The editor of a French news magazine said that very rarely in the history of a modern democracy has someone fallen so far so fast. In the matter of a few hours Professor Dominique Strauss-Kahn went from the being the director general of the International Monetary Fund, and a popular contestant for the French presidency, to being a prisoner in solitary confinement in the notorious Rikers Island prison in New York.
Let’s put to one side the question of whether he is innocent or guilty. Until now he seemed to belong to an untouchable elite of people destined to lead a wonderful life, but these contrasting pictures of him remind us that none of us is immune from things going wrong in our lives.
In our first service this morning we heard how the writer of 1 Peter says that people who do very bad things deserve to suffer, perhaps as Professor Strauss Kahn has been suffering. The writer includes in his list of bad people murderers, thieves and other criminals. But then he adds a surprising addition to the list - busybodies!
If there was a crime of being a busybody, would the authorities be entitled to arrest me or you? Can we imagine being put in gaol while they wait to decide our guilt? Certainly the writer of 1 Peter has ordinary people in his sights - not just super-villains or the rich and famous.

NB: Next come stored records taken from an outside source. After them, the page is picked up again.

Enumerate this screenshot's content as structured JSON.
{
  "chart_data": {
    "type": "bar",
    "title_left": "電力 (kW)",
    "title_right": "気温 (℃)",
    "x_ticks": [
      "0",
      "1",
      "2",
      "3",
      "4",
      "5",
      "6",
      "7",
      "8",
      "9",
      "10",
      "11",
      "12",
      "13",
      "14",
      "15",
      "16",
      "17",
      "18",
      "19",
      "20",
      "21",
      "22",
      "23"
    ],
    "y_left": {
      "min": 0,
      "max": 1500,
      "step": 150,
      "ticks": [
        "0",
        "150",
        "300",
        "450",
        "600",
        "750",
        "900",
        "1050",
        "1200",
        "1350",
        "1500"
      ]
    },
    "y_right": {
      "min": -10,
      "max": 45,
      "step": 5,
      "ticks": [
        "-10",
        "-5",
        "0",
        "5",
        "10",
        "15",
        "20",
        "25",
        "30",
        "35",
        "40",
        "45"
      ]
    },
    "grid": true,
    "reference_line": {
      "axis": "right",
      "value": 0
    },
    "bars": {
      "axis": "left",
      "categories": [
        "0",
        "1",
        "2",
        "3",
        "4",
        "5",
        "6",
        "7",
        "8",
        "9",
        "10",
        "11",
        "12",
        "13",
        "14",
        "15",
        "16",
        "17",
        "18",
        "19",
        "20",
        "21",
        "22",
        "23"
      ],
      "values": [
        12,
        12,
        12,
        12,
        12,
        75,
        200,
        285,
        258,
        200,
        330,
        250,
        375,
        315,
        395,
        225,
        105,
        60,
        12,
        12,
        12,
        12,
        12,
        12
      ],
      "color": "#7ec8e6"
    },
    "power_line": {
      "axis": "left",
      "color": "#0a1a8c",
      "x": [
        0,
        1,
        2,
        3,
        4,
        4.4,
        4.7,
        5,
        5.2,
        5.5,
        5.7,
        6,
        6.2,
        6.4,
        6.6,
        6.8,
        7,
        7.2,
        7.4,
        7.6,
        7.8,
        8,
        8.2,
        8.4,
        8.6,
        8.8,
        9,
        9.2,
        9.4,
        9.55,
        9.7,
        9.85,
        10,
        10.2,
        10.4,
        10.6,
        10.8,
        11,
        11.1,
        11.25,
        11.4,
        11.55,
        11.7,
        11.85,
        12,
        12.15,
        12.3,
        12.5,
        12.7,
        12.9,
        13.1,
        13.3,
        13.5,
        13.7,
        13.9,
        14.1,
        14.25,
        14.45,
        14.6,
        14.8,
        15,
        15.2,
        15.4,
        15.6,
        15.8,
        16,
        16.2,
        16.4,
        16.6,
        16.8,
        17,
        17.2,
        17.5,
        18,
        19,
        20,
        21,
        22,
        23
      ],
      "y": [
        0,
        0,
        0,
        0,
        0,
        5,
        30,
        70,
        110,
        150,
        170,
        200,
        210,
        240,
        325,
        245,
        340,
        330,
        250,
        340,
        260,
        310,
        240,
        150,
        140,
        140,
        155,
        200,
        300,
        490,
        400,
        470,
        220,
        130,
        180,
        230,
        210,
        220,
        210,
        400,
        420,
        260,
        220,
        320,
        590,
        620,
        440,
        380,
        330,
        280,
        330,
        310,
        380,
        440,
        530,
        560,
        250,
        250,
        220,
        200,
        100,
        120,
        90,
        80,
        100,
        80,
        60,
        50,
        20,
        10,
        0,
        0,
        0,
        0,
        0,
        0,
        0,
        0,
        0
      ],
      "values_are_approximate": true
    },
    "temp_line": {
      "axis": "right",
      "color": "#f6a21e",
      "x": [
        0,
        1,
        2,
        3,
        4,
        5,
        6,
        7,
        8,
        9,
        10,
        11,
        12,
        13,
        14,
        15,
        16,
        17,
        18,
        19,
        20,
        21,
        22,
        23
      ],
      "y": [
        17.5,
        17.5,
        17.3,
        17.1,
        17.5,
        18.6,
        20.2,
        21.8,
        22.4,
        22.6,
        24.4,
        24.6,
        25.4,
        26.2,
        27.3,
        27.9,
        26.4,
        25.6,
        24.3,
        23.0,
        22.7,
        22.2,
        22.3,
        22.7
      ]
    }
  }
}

So what about the 75,000 ordinary people who named Ryan Griggs as the international footballer linked with Big Brother celebrity and former Miss Wales Imogen Thomas? Without condoning his behaviour, is it not fair to see them as the sort of busybodies whom the writer of 1 Peter had in mind?
In our reading from the Acts of the Apostles we see Jesus making a journey in the opposite direction from Dominique Strauss Kahn. He goes from the shame of the cross, the cold and darkness of the tomb, the depths of hell, to the heights of heaven; he goes from being persona non grata to being Lord of all.

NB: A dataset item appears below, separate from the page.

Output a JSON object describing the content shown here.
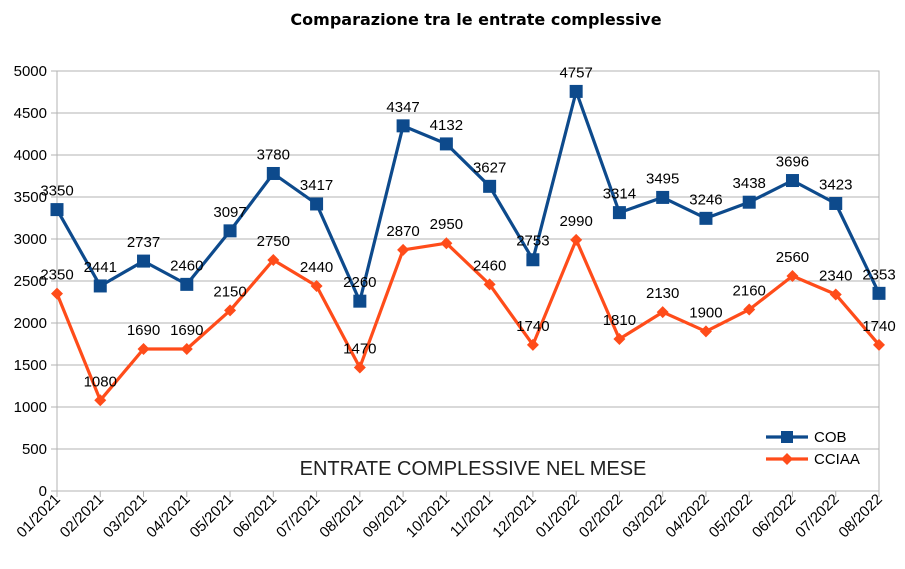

And yet Luke also believes that Jesus’ death on the cross is the highpoint of his ministry, the moment when God’s glory was most clearly shown to be at work in him, the moment when God’s love and forgiveness most clearly shone through him. And the writer of 1 Peter says that we must expect to share in Christ’s sufferings, and that if we humble ourselves God will - in due time - lift us up.
So the idea of Jesus ascending to heaven, and of us sharing in his glory, is something that is intimately linked to and results from being humbled and accepting suffering. It’s as if only by spending the equivalent of some time locked up in Rikers Island, rather than enjoying five star accommodation in a luxury hotel, can we hope to experience the best that life has to offer. This is the complete opposite of what people normally expect.

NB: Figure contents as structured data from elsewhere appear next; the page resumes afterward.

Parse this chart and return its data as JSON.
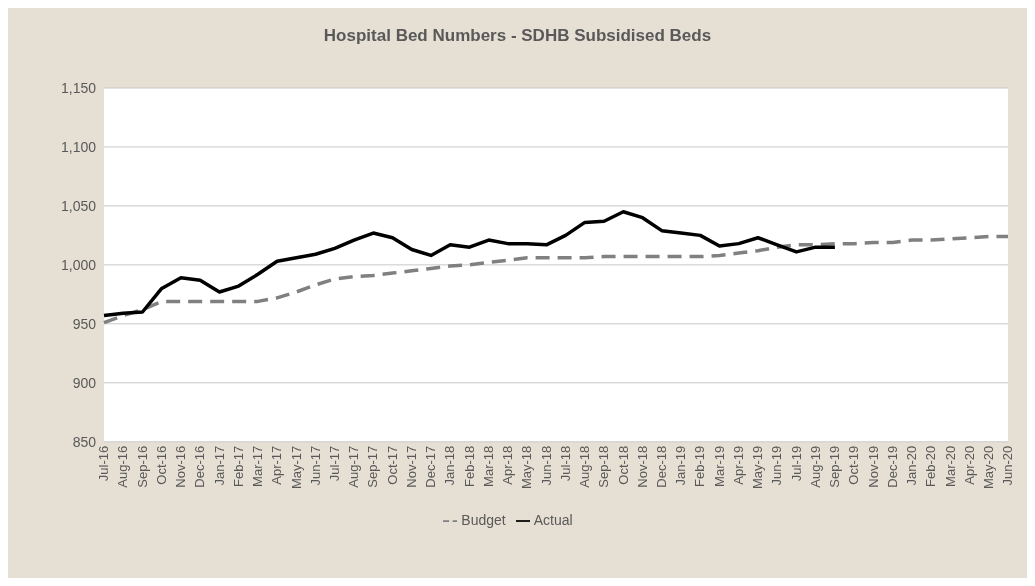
{
  "chart_data": {
    "type": "line",
    "title": "Hospital Bed Numbers - SDHB Subsidised Beds",
    "categories": [
      "Jul-16",
      "Aug-16",
      "Sep-16",
      "Oct-16",
      "Nov-16",
      "Dec-16",
      "Jan-17",
      "Feb-17",
      "Mar-17",
      "Apr-17",
      "May-17",
      "Jun-17",
      "Jul-17",
      "Aug-17",
      "Sep-17",
      "Oct-17",
      "Nov-17",
      "Dec-17",
      "Jan-18",
      "Feb-18",
      "Mar-18",
      "Apr-18",
      "May-18",
      "Jun-18",
      "Jul-18",
      "Aug-18",
      "Sep-18",
      "Oct-18",
      "Nov-18",
      "Dec-18",
      "Jan-19",
      "Feb-19",
      "Mar-19",
      "Apr-19",
      "May-19",
      "Jun-19",
      "Jul-19",
      "Aug-19",
      "Sep-19",
      "Oct-19",
      "Nov-19",
      "Dec-19",
      "Jan-20",
      "Feb-20",
      "Mar-20",
      "Apr-20",
      "May-20",
      "Jun-20"
    ],
    "series": [
      {
        "name": "Budget",
        "color": "#808080",
        "line_style": "dashed",
        "values": [
          951,
          957,
          962,
          969,
          969,
          969,
          969,
          969,
          969,
          972,
          977,
          983,
          988,
          990,
          991,
          993,
          995,
          997,
          999,
          1000,
          1002,
          1004,
          1006,
          1006,
          1006,
          1006,
          1007,
          1007,
          1007,
          1007,
          1007,
          1007,
          1008,
          1010,
          1012,
          1015,
          1017,
          1017,
          1018,
          1018,
          1019,
          1019,
          1021,
          1021,
          1022,
          1023,
          1024,
          1024
        ]
      },
      {
        "name": "Actual",
        "color": "#000000",
        "line_style": "solid",
        "values": [
          957,
          959,
          960,
          980,
          989,
          987,
          977,
          982,
          992,
          1003,
          1006,
          1009,
          1014,
          1021,
          1027,
          1023,
          1013,
          1008,
          1017,
          1015,
          1021,
          1018,
          1018,
          1017,
          1025,
          1036,
          1037,
          1045,
          1040,
          1029,
          1027,
          1025,
          1016,
          1018,
          1023,
          1017,
          1011,
          1015,
          1015,
          null,
          null,
          null,
          null,
          null,
          null,
          null,
          null,
          null
        ]
      }
    ],
    "ylim": [
      850,
      1150
    ],
    "yticks": [
      {
        "value": 850,
        "label": "850"
      },
      {
        "value": 900,
        "label": "900"
      },
      {
        "value": 950,
        "label": "950"
      },
      {
        "value": 1000,
        "label": "1,000"
      },
      {
        "value": 1050,
        "label": "1,050"
      },
      {
        "value": 1100,
        "label": "1,100"
      },
      {
        "value": 1150,
        "label": "1,150"
      }
    ],
    "grid": "y",
    "legend": "bottom",
    "marker": "none"
  }
}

Be that as it may, John certainly reinforces the idea that the moment of Jesus’ exaltation and glorification is not his ascension to heaven on a cloud but his ascension heavenwards when he is lifted up on the cross. Jesus says to the crowd that the hour has come for God to glorify him and for him to give glory to God, but he’s thinking about the hour of his death. It is on the cross that Jesus becomes sovereign over all the human race and it is by finishing the work that he was put on earth to do that Jesus enters into God’s presence and is raised to new life.
Jesus prays that his disciples, and through their testimony we too, may continue to reveal his glory. Because we know that Jesus has died for us, to reveal God’s love for us, we can know with certainty that he is one with God and we belong to him. This knowledge, and the mission which springs from it, should be enough weld us into a unified body of dedicated followers, bent on doing his will.